Pada Jumat pagi (1/9/2023), badai ini berada di 295 kilometer (185 mil) sebelah barat wilayah Inggris di Bermuda, dengan kecepatan angin maksimum sekitar 95 km/jam (60 mph). Pulau ini diperkirakan akan menerima curah hujan antara 75 hingga 125 milimeter (3 hingga 5 inci) hingga Ahad (3/9), dengan potensi banjir bandang, lansir Al Jazeera.
Namun, kerusakan yang ditimbulkan Idalia saat melewati AS bagian selatan membuat para ilmuwan menyesuaikan kembali ekspektasi mereka untuk musim badai 2023.
Apa yang awalnya mereka yakini sebagai musim badai yang relatif ringan, kini diproyeksikan memiliki aktivitas badai yang lebih ekstrem.
Badai Idalia menyapu bagian selatan Amerika Serikat pada Rabu dini hari, melepaskan angin kencang, hujan lebat, dan banjir yang meluas di negara bagian Florida dan Georgia. Bahkan setelah diturunkan statusnya menjadi badai tropis, badai ini menghantam Carolina Selatan dan Utara, membanjiri kota-kota pesisir seperti Charleston.
Pada Mei, Asosiasi Kelautan dan Atmosfer Nasional AS (NOAA) memperkirakan musim badai Atlantik yang “mendekati normal”. Namun pada bulan Agustus, hanya beberapa minggu sebelum Idalia terbentuk, NOAA menaikkan ramalannya, meningkatkan jumlah badai yang diantisipasi untuk musim tersebut.
Antara 14 hingga 21 badai yang dinamai -dengan angin berkecepatan 63 km/jam (39 mph) atau lebih- diperkirakan akan terjadi pada 2023. Dari jumlah tersebut, badan tersebut mengatakan bahwa enam hingga 11 badai dapat menjadi badai, dan dua hingga lima badai dapat menjadi badai besar, yang didefinisikan sebagai Kategori 3 atau lebih.
Saat pembersihan terus berlanjut di daerah yang dilanda Idalia, bagaimana perubahan iklim berperan dalam perkembangan badai dahsyat?
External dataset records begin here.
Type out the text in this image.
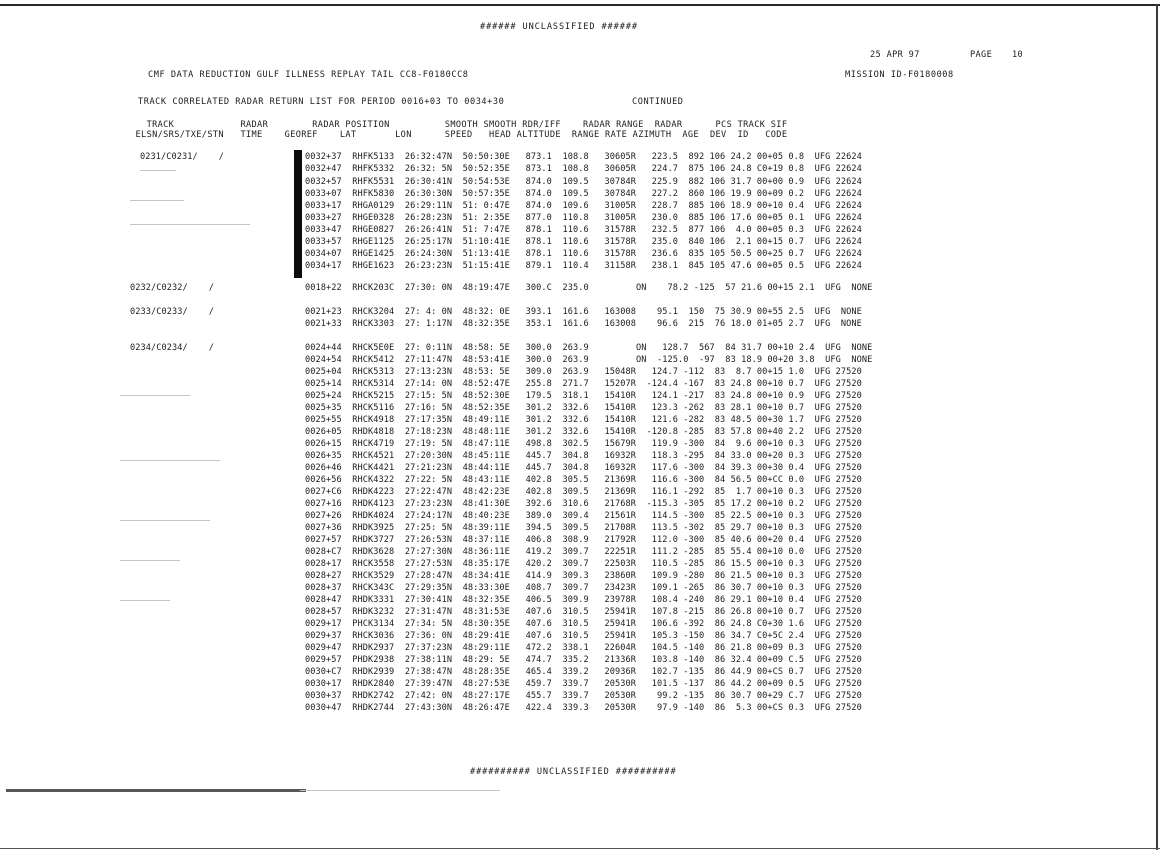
###### UNCLASSIFIED ######
25 APR 97	PAGE 10
CMF DATA REDUCTION GULF ILLNESS REPLAY TAIL CC8-F0180CC8	MISSION ID-F0180008
TRACK CORRELATED RADAR RETURN LIST FOR PERIOD 0016+03 TO 0034+30	CONTINUED
TRACK            RADAR        RADAR POSITION          SMOOTH SMOOTH RDR/IFF    RADAR RANGE  RADAR      PCS TRACK SIF
ELSN/SRS/TXE/STN   TIME    GEOREF    LAT       LON      SPEED   HEAD ALTITUDE  RANGE RATE AZIMUTH  AGE  DEV  ID   CODE
0231/C0231/    /	0032+37  RHFK5133  26:32:47N  50:50:30E   873.1  108.8   30605R   223.5  892 106 24.2 00+05 0.8  UFG 22624
0032+47  RHFK5332  26:32: 5N  50:52:35E   873.1  108.8   30605R   224.7  875 106 24.8 C0+19 0.8  UFG 22624
0032+57  RHFK5531  26:30:41N  50:54:53E   874.0  109.5   30784R   225.9  882 106 31.7 00+00 0.9  UFG 22624
0033+07  RHFK5830  26:30:30N  50:57:35E   874.0  109.5   30784R   227.2  860 106 19.9 00+09 0.2  UFG 22624
0033+17  RHGA0129  26:29:11N  51: 0:47E   874.0  109.6   31005R   228.7  885 106 18.9 00+10 0.4  UFG 22624
0033+27  RHGE0328  26:28:23N  51: 2:35E   877.0  110.8   31005R   230.0  885 106 17.6 00+05 0.1  UFG 22624
0033+47  RHGE0827  26:26:41N  51: 7:47E   878.1  110.6   31578R   232.5  877 106  4.0 00+05 0.3  UFG 22624
0033+57  RHGE1125  26:25:17N  51:10:41E   878.1  110.6   31578R   235.0  840 106  2.1 00+15 0.7  UFG 22624
0034+07  RHGE1425  26:24:30N  51:13:41E   878.1  110.6   31578R   236.6  835 105 50.5 00+25 0.7  UFG 22624
0034+17  RHGE1623  26:23:23N  51:15:41E   879.1  110.4   31158R   238.1  845 105 47.6 00+05 0.5  UFG 22624
0232/C0232/    /	0018+22  RHCK203C  27:30: 0N  48:19:47E   300.C  235.0         ON    78.2 -125  57 21.6 00+15 2.1  UFG  NONE
0233/C0233/    /	0021+23  RHCK3204  27: 4: 0N  48:32: 0E   393.1  161.6   163008    95.1  150  75 30.9 00+55 2.5  UFG  NONE
0021+33  RHCK3303  27: 1:17N  48:32:35E   353.1  161.6   163008    96.6  215  76 18.0 01+05 2.7  UFG  NONE
0234/C0234/    /	0024+44  RHCK5E0E  27: 0:11N  48:58: 5E   300.0  263.9         ON   128.7  567  84 31.7 00+10 2.4  UFG  NONE
0024+54  RHCK5412  27:11:47N  48:53:41E   300.0  263.9         ON  -125.0  -97  83 18.9 00+20 3.8  UFG  NONE
0025+04  RHCK5313  27:13:23N  48:53: 5E   309.0  263.9   15048R   124.7 -112  83  8.7 00+15 1.0  UFG 27520
0025+14  RHCK5314  27:14: 0N  48:52:47E   255.8  271.7   15207R  -124.4 -167  83 24.8 00+10 0.7  UFG 27520
0025+24  RHCK5215  27:15: 5N  48:52:30E   179.5  318.1   15410R   124.1 -217  83 24.8 00+10 0.9  UFG 27520
0025+35  RHCK5116  27:16: 5N  48:52:35E   301.2  332.6   15410R   123.3 -262  83 28.1 00+10 0.7  UFG 27520
0025+55  RHCK4918  27:17:35N  48:49:11E   301.2  332.6   15410R   121.6 -282  83 48.5 00+30 1.7  UFG 27520
0026+05  RHDK4818  27:18:23N  48:48:11E   301.2  332.6   15410R  -120.8 -285  83 57.8 00+40 2.2  UFG 27520
0026+15  RHCK4719  27:19: 5N  48:47:11E   498.8  302.5   15679R   119.9 -300  84  9.6 00+10 0.3  UFG 27520
0026+35  RHCK4521  27:20:30N  48:45:11E   445.7  304.8   16932R   118.3 -295  84 33.0 00+20 0.3  UFG 27520
0026+46  RHCK4421  27:21:23N  48:44:11E   445.7  304.8   16932R   117.6 -300  84 39.3 00+30 0.4  UFG 27520
0026+56  RHCK4322  27:22: 5N  48:43:11E   402.8  305.5   21369R   116.6 -300  84 56.5 00+CC 0.0  UFG 27520
0027+C6  RHDK4223  27:22:47N  48:42:23E   402.8  309.5   21369R   116.1 -292  85  1.7 00+10 0.3  UFG 27520
0027+16  RHDK4123  27:23:23N  48:41:30E   392.6  310.6   21768R  -115.3 -305  85 17.2 00+10 0.2  UFG 27520
0027+26  RHDK4024  27:24:17N  48:40:23E   389.0  309.4   21561R   114.5 -300  85 22.5 00+10 0.3  UFG 27520
0027+36  RHDK3925  27:25: 5N  48:39:11E   394.5  309.5   21708R   113.5 -302  85 29.7 00+10 0.3  UFG 27520
0027+57  RHDK3727  27:26:53N  48:37:11E   406.8  308.9   21792R   112.0 -300  85 40.6 00+20 0.4  UFG 27520
0028+C7  RHDK3628  27:27:30N  48:36:11E   419.2  309.7   22251R   111.2 -285  85 55.4 00+10 0.0  UFG 27520
0028+17  RHCK3558  27:27:53N  48:35:17E   420.2  309.7   22503R   110.5 -285  86 15.5 00+10 0.3  UFG 27520
0028+27  RHCK3529  27:28:47N  48:34:41E   414.9  309.3   23860R   109.9 -280  86 21.5 00+10 0.3  UFG 27520
0028+37  RHCK343C  27:29:35N  48:33:30E   408.7  309.7   23423R   109.1 -265  86 30.7 00+10 0.3  UFG 27520
0028+47  RHDK3331  27:30:41N  48:32:35E   406.5  309.9   23978R   108.4 -240  86 29.1 00+10 0.4  UFG 27520
0028+57  RHDK3232  27:31:47N  48:31:53E   407.6  310.5   25941R   107.8 -215  86 26.8 00+10 0.7  UFG 27520
0029+17  PHCK3134  27:34: 5N  48:30:35E   407.6  310.5   25941R   106.6 -392  86 24.8 C0+30 1.6  UFG 27520
0029+37  RHCK3036  27:36: 0N  48:29:41E   407.6  310.5   25941R   105.3 -150  86 34.7 C0+5C 2.4  UFG 27520
0029+47  RHDK2937  27:37:23N  48:29:11E   472.2  338.1   22604R   104.5 -140  86 21.8 00+09 0.3  UFG 27520
0029+57  PHDK2938  27:38:11N  48:29: 5E   474.7  335.2   21336R   103.8 -140  86 32.4 00+09 C.5  UFG 27520
0030+C7  RHDK2939  27:38:47N  48:28:35E   465.4  339.2   20936R   102.7 -135  86 44.9 00+CS 0.7  UFG 27520
0030+17  RHDK2840  27:39:47N  48:27:53E   459.7  339.7   20530R   101.5 -137  86 44.2 00+09 0.5  UFG 27520
0030+37  RHDK2742  27:42: 0N  48:27:17E   455.7  339.7   20530R    99.2 -135  86 30.7 00+29 C.7  UFG 27520
0030+47  RHDK2744  27:43:30N  48:26:47E   422.4  339.3   20530R    97.9 -140  86  5.3 00+CS 0.3  UFG 27520
########## UNCLASSIFIED ##########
Dan apa dampaknya di masa depan? Mari kita lihat.
Mengapa para ilmuwan sekarang memperkirakan musim badai yang lebih parah?
Setelah tujuh tahun berturut-turut memprediksi rekor musim badai, para ilmuwan awalnya mengira bahwa 2023 akan menandai sebuah kelonggaran.
Tahun ini membawa datangnya El Nino, sebuah pola iklim yang biasanya memiliki efek moderat pada musim badai di bagian selatan AS. Badai membutuhkan pola angin yang konsisten untuk terbentuk -dan El Nino, dengan angin barat yang lebih kuat, bisa saja memotong puncak badai Atlantik sebelum sepenuhnya terbentuk menjadi topan.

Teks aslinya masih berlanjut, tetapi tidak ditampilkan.